A ella…
Cerré los ojos esperando no verla más. Sin embargo, ubicua, aparecía como un minucioso felino detrás de mis cavilaciones. Yo había decidido mentir, presumiendo que un lustro podría transcurrir con la sutileza de una alucinación sin temporalidad. Pretendí ser nihilista; negué la curiosidad de sus ojos, absortos y castaños, observándome. Hasta intenté afirmar la falacia de su aroma luctuoso, apelando a razonamientos inconsistentes. Torpe, encontré presunciones hiératicas sobre su vientre. Pero tarde. En tanto, unas lágrimas humedecieron sus manos.

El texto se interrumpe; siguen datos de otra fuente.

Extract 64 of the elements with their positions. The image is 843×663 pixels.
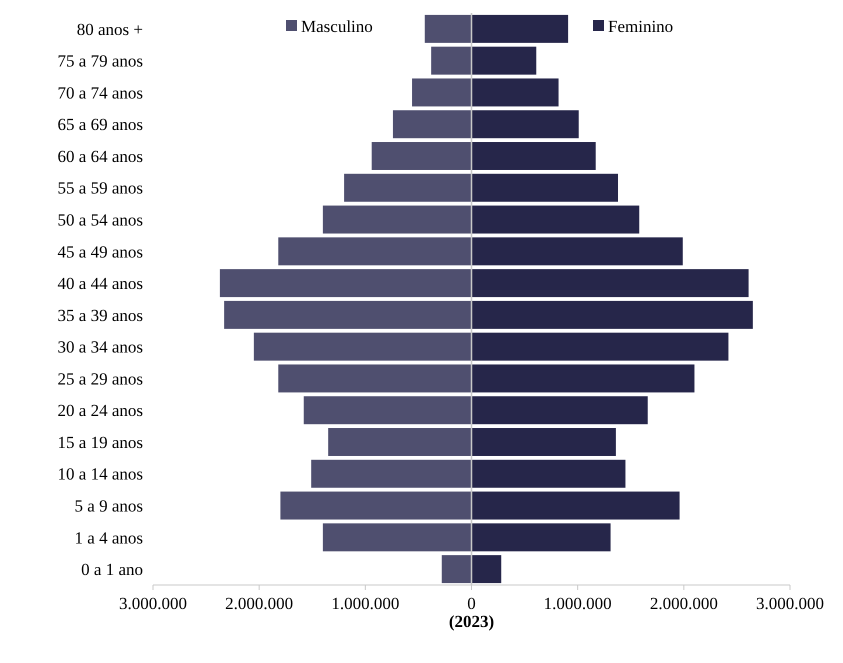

Abrí los ojos. Ella sollozaba. Quise abrazarla con la esperanza de encontrar un equilibrio, una respuesta satisfactoria dentro de la incertidumbre. Era extensa, infinita, pero insondable. Solo podía basarme en lo ostensible, palpar su fragilidad hasta llegar negligentemente a lo mitómano y, en efecto, a lo parcial. Traté de disuadirme, la contemplé indagando etiologías probables, figuras desconocidas, razones coherentes. Infructuoso, tuve que conformarme con mis vanas elucubraciones. Ya sin palabras, mi conciencia divagaba en lo mental, obnibulada. Entonces ella, entrecortadamente, dijo: Es inefable.
Evité esa palabra durante casi todo el lustro, pues no aceptaba la limitación del lenguaje. Hice como si no la hubiera escuchado nunca. Ella lo sabía. Sin embargo, la repitió más fuerte. Yo callé. El silencio. Lo inefable. Inexorable, tuve que decírselo: Te amo.
Nota: Una sincera disculpa... Este es un texto sin animos de formalidad.